Marriage makes you wealthier and happier. Gen Z looked at this data and said no thanks.
This ranks somewhere between turning down a free ATM and setting your own credit score on fire. The generation that defines the American Dream as financial stability and happiness found the exact vehicle to both destinations. They walked past it.
The math here is airtight. Married couples split rent. They file jointly. They share a Netflix password without the existential dread. Two incomes beat one income in every scenario except polygamy, and even then the tax benefits get murky.
But Gen Z wants happiness and wealth without the paperwork. They want the American Dream on their terms, which apparently means alone in a studio apartment wondering why their savings account looks like a rounding error.
You know what else makes you wealthier? Not buying eight different streaming services because you can't agree on one with another human. Not paying full price for car insurance. Not splitting a two-bedroom rent with a stranger named Kyle who definitely stole your yogurt.
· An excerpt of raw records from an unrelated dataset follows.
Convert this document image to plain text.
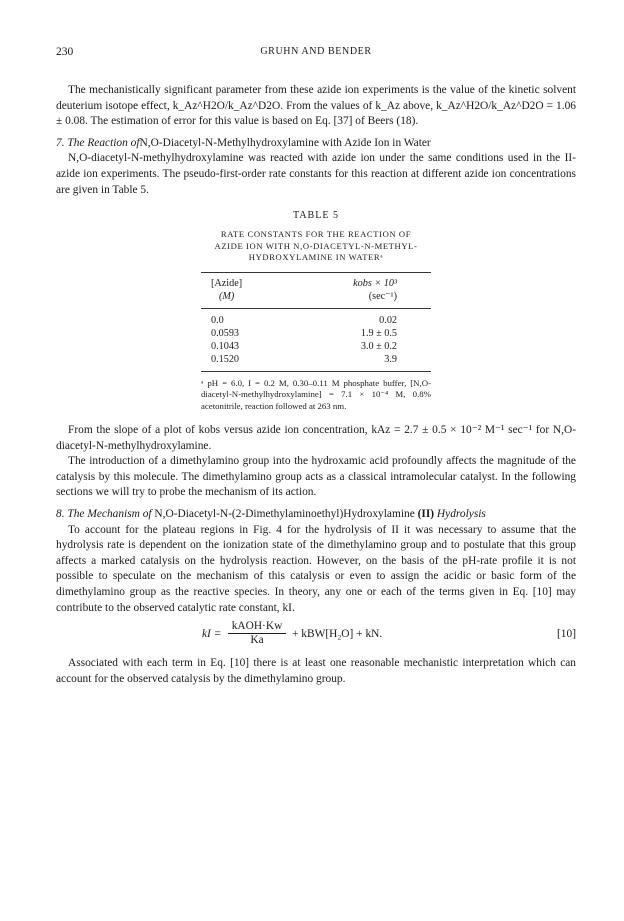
230	GRUHN AND BENDER

The mechanistically significant parameter from these azide ion experiments is the value of the kinetic solvent deuterium isotope effect, k_Az^H2O/k_Az^D2O. From the values of k_Az above, k_Az^H2O/k_Az^D2O = 1.06 ± 0.08. The estimation of error for this value is based on Eq. [37] of Beers (18).

7. The Reaction ofN,O-Diacetyl-N-Methylhydroxylamine with Azide Ion in Water

N,O-diacetyl-N-methylhydroxylamine was reacted with azide ion under the same conditions used in the II-azide ion experiments. The pseudo-first-order rate constants for this reaction at different azide ion concentrations are given in Table 5.

TABLE 5
RATE CONSTANTS FOR THE REACTION OF
AZIDE ION WITH N,O-DIACETYL-N-METHYL-
HYDROXYLAMINE IN WATERᵃ
[Azide]	kobs × 10³
(M)	(sec⁻¹)
0.0	0.02
0.0593	1.9 ± 0.5
0.1043	3.0 ± 0.2
0.1520	3.9
ᵃ pH = 6.0, I = 0.2 M, 0.30–0.11 M phosphate buffer, [N,O-diacetyl-N-methylhydroxylamine] = 7.1 × 10⁻⁴ M, 0.8% acetonitrile, reaction followed at 263 nm.

From the slope of a plot of kobs versus azide ion concentration, kAz = 2.7 ± 0.5 × 10⁻² M⁻¹ sec⁻¹ for N,O-diacetyl-N-methylhydroxylamine.

The introduction of a dimethylamino group into the hydroxamic acid profoundly affects the magnitude of the catalysis by this molecule. The dimethylamino group acts as a classical intramolecular catalyst. In the following sections we will try to probe the mechanism of its action.

8. The Mechanism of N,O-Diacetyl-N-(2-Dimethylaminoethyl)Hydroxylamine (II) Hydrolysis

To account for the plateau regions in Fig. 4 for the hydrolysis of II it was necessary to assume that the hydrolysis rate is dependent on the ionization state of the dimethylamino group and to postulate that this group affects a marked catalysis on the hydrolysis reaction. However, on the basis of the pH-rate profile it is not possible to speculate on the mechanism of this catalysis or even to assign the acidic or basic form of the dimethylamino group as the reactive species. In theory, any one or each of the terms given in Eq. [10] may contribute to the observed catalytic rate constant, kI.

kI =
kAOH·Kw
Ka	+ kBW[H₂O] + kN.	[10]

Associated with each term in Eq. [10] there is at least one reasonable mechanistic interpretation which can account for the observed catalysis by the dimethylamino group.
The research shows married people accumulate more assets. They report higher life satisfaction. They have built-in emotional support that doesn't charge $200 per session. Gen Z reviewed these findings and chose financial instability with a side of isolation instead.
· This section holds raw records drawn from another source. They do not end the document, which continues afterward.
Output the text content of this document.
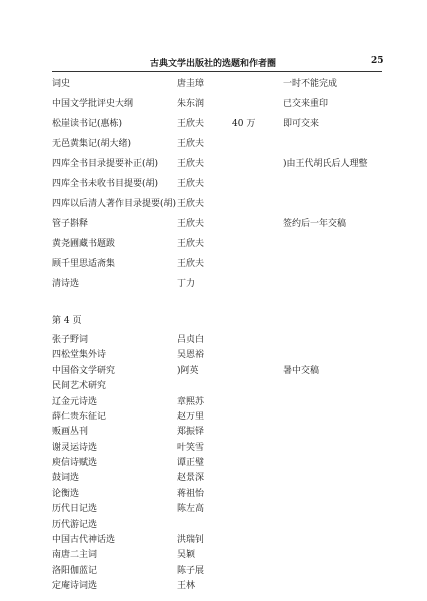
古典文学出版社的选题和作者圈	25
词史	唐圭璋	一时不能完成
中国文学批评史大纲	朱东润	已交来重印
松崖读书记(惠栋)	王欣夫	40 万	即可交来
无邑黄集记(胡大绪)	王欣夫
四库全书目录提要补正(胡) 王欣夫	)由王代胡氏后人理整
四库全书未收书目提要(胡) 王欣夫
四库以后清人著作目录提要(胡) 王欣夫
管子斟释	王欣夫	签约后一年交稿
黄尧圃藏书题跋	王欣夫
顾千里思适斋集	王欣夫
清诗选	丁力
第 4 页
张子野词	吕贞白
四松堂集外诗	吴恩裕
中国俗文学研究	)阿英	暑中交稿
民间艺术研究
辽金元诗选	章熙苏
薛仁贵东征记	赵万里
贩画丛刊	郑振铎
谢灵运诗选	叶笑雪
庾信诗赋选	谭正璧
鼓词选	赵景深
论衡选	蒋祖怡
历代日记选	陈左高
历代游记选
中国古代神话选	洪瑞钊
南唐二主词	吴颖
洛阳伽蓝记	陈子展
定庵诗词选	王林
This is the same demographic that complains housing is unaffordable while actively rejecting the one legal arrangement that makes housing mathematically easier. They want stability without commitment. Wealth without partnership. Happiness without another person's dirty dishes in the sink.
Every single Gen Z member scrolling through personal finance advice on TikTok could improve their net worth by 40% just by saying I do. They won't. They'll keep eating ramen alone, wondering why previous generations had it easier, completely unaware that Grandma's secret was marrying someone who also hated their landlord.